C’è la Lega, con Matteo Salvini che ogni tanto prova a rivendicare la sua indole pacifista (soprattutto sull’Ucraina), nonostante abbia sempre votato a favore dell’invio delle armi e nonostante voglia candidare alle europee un generale come Vannacci. Ma soprattutto c’è il Pd, sempre diviso tra due anime.

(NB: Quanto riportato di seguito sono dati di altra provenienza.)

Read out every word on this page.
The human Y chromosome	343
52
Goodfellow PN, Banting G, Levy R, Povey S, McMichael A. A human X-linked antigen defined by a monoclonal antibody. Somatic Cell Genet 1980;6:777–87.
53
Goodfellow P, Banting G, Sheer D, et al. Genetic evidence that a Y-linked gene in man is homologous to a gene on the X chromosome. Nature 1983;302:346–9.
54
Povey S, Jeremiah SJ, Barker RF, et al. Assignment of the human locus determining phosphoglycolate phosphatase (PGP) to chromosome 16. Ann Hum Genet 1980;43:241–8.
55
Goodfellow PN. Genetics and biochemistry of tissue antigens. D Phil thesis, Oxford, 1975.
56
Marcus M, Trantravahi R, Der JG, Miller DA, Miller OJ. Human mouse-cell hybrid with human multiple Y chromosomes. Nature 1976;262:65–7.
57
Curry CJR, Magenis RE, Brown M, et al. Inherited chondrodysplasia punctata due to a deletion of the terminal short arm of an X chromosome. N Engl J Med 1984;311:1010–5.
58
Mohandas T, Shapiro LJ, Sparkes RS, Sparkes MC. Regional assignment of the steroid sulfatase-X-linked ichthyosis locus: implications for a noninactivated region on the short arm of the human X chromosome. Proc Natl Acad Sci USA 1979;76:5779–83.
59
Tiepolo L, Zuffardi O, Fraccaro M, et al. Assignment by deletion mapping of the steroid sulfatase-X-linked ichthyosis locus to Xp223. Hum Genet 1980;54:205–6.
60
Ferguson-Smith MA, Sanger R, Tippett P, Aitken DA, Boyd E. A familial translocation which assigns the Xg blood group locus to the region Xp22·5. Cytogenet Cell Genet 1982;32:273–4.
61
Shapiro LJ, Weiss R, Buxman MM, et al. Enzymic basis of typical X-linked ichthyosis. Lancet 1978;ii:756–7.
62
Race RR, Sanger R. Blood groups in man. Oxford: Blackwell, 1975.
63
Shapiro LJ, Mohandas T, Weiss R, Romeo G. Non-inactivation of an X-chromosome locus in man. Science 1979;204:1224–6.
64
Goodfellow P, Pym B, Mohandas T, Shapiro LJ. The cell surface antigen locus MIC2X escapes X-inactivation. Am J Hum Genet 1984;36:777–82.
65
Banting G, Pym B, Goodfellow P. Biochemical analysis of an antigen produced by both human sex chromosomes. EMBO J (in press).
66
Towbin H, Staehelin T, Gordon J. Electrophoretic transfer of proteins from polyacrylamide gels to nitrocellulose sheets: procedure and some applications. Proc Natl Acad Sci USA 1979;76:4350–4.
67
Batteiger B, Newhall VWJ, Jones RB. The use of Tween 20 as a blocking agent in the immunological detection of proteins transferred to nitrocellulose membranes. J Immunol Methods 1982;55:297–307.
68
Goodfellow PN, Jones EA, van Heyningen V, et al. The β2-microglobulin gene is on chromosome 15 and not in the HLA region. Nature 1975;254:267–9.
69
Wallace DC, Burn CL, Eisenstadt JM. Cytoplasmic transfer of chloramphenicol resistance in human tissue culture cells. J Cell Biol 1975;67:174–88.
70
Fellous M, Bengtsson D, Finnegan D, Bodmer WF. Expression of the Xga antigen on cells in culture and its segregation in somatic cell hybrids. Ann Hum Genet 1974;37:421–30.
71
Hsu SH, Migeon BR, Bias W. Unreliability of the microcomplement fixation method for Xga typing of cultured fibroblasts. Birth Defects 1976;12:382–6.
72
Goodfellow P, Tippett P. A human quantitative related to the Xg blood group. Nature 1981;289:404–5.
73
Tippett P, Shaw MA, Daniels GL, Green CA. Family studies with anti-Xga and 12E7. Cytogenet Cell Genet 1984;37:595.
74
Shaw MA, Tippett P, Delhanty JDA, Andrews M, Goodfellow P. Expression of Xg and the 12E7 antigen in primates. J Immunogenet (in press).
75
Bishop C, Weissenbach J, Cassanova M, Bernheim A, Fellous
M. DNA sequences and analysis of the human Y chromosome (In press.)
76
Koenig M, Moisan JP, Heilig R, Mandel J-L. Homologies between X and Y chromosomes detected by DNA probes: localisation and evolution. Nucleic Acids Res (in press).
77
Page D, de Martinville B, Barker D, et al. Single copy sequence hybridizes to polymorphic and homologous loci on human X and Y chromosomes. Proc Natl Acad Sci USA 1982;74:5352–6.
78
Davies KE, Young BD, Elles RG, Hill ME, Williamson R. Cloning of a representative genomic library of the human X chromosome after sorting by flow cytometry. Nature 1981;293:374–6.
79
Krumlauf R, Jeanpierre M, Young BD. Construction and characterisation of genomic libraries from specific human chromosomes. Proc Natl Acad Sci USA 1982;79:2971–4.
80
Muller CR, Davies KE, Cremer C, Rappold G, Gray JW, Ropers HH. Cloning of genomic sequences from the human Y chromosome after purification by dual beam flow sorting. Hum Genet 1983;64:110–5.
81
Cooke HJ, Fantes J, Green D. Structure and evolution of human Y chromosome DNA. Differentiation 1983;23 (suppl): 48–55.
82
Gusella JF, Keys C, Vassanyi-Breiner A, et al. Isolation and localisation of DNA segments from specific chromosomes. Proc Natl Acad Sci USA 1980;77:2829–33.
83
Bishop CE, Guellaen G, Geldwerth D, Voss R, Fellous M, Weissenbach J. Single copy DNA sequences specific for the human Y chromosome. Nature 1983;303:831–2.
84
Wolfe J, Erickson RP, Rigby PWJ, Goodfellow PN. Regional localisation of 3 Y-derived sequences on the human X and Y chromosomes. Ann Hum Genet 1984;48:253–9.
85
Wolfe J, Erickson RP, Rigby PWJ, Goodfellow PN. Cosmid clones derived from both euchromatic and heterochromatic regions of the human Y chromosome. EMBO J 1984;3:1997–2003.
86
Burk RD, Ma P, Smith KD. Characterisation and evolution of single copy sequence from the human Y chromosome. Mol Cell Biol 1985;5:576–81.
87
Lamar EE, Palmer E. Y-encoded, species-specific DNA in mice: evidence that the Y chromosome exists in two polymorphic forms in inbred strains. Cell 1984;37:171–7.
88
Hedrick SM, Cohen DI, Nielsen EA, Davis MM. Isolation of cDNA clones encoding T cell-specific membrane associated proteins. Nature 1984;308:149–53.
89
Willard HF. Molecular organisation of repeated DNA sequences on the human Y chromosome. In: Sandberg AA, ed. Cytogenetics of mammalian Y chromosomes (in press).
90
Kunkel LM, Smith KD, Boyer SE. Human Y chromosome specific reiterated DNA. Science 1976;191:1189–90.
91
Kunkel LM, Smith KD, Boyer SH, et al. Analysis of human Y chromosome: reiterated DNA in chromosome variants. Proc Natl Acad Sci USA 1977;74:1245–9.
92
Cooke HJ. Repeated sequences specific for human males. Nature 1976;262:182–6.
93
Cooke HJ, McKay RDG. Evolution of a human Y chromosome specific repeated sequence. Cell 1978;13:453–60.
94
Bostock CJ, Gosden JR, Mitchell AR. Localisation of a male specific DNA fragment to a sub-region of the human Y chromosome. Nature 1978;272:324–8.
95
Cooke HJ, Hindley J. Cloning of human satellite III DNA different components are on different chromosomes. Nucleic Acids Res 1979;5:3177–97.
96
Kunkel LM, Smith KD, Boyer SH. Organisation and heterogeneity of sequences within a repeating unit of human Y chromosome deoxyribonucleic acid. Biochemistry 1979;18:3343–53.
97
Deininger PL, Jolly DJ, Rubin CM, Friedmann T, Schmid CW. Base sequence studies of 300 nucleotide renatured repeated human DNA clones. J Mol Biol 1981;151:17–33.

Perché se da una parte c’è la segretaria, Elly Schlein, che ha voluto inserire nelle liste delle europee alcune figure esplicitamente pacifiste – come Cecilia Strada e Marco Tarquinio – dall’altra c’è un pezzo di partito che è sempre stato a favore dell’invio di armi e che sul tema sembra più vicino al ministro della Difesa, Guido Crosetto, che non a chi è contro ogni guerra.
Le candidature di Strada e Tarquinio servono quindi a tentare di attirare i voti pacifisti in un partito dilaniato non solo dalle liste, ma anche dalla questione del simbolo: alla fine Schlein ha ceduto alle proteste interne e ha deciso di non inserire il suo nome nel logo. “Mi è sembrata un’idea più divisiva che rafforzativa”, ammette.